I don't really understand why you had to make a point that you didn't want to talk about it - surely if you had just said you were fine, then there wouldn't have been any need for follow up questions. She doesn't need to know that you are going back in 6 weeks, especially not at the moment, so I think you may be making things more difficult for yourself by apparently wanting to share something but holding back details which you then feel you have to defend yourself over.

I think in this specific situation you have made things more difficult for yourself and perhaps when your husband agreed that you didn't want to talk about it, he meant just that rather than expecting you to actually say that you didn't want to talk about it. However, if your husband is generally unsupportive, then that is a problem which definitely needs addressing and probably can't be resolved until things have calmed down a bit - he should not be shouting or calling you names and that is unacceptable at any time, let alone so soon after you giving birth. I agree with all PPs who have said that he should be the one making tea and tidying while you rest up as well - he needs to pull his weight with both children and guests.

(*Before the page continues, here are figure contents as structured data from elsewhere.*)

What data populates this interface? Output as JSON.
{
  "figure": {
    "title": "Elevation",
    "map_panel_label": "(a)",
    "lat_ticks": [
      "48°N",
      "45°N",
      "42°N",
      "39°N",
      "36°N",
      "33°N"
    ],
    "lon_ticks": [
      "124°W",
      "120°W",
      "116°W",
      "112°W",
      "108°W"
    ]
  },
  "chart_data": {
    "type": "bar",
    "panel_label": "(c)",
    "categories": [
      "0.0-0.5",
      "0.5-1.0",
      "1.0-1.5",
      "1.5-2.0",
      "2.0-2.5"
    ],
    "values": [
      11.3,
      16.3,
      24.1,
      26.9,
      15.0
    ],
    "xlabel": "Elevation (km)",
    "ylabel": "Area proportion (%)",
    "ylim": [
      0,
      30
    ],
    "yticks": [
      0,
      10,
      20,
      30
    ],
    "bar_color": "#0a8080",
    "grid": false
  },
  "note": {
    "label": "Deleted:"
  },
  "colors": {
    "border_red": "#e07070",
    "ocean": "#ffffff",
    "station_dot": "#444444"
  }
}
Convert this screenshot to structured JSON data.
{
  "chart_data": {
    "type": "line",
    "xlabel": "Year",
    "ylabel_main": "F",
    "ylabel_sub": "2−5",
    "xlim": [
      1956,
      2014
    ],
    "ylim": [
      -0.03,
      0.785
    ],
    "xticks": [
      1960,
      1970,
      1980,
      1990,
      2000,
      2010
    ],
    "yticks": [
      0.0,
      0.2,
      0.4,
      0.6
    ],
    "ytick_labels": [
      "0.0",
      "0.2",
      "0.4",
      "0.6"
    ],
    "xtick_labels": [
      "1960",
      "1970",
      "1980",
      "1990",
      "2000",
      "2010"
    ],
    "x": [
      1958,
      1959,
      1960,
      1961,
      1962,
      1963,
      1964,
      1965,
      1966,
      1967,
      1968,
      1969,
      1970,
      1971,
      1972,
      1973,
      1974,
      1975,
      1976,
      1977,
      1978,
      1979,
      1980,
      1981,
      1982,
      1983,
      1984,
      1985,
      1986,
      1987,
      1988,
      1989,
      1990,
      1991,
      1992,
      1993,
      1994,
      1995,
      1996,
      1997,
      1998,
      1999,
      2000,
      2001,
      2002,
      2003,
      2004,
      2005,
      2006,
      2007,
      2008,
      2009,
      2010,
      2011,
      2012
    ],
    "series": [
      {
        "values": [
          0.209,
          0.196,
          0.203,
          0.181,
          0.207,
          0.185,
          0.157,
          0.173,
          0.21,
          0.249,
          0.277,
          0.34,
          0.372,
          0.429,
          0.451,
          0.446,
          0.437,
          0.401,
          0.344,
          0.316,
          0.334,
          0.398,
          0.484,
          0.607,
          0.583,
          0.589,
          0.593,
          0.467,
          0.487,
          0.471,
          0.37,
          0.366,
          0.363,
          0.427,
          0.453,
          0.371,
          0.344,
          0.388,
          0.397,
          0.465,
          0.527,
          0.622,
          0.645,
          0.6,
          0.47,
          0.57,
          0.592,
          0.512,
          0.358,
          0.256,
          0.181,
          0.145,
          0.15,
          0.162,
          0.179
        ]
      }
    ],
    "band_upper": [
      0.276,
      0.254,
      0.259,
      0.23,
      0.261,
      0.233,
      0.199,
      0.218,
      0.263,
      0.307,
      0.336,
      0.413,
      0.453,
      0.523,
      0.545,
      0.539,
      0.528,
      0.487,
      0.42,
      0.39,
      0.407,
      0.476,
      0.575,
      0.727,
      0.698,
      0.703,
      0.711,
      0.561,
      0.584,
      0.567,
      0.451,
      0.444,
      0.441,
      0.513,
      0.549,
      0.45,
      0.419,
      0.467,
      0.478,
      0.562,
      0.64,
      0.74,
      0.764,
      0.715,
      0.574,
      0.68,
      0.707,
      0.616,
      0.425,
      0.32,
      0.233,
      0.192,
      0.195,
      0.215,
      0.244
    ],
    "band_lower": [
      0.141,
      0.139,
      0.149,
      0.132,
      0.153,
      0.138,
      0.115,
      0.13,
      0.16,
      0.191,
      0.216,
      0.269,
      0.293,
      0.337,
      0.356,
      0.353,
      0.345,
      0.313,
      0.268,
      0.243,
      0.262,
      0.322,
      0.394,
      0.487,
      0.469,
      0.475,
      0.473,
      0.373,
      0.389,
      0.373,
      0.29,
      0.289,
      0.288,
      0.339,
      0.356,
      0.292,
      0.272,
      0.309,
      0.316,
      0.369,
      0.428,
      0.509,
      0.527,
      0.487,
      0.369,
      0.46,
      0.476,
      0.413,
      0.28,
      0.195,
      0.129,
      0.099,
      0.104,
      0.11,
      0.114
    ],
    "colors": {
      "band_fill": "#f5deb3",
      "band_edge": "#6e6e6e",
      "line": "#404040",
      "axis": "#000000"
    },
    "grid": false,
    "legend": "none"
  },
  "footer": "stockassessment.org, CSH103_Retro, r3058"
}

Reubs15 Mon 07-Sep-15 09:19:52

Your DH is a knob and extremely insensitive. Anyone is highly emotional after having a baby, let alone with a toddler too! He needs to decide what's more important. Supporting his wife or pandering to his mum.

DosamundPike Mon 07-Sep-15 09:21:01

At the moment you are feeling understandably emotional and tearful, however I can't help but feel that your reaction to your MIL's question made things worse. It makes me wonder if perhaps you are always quite snippy and abrupt with them, whilst possibly being a little sensitive yourself, hence you end up in tears and then the smallest remark or question turns into a huge drama.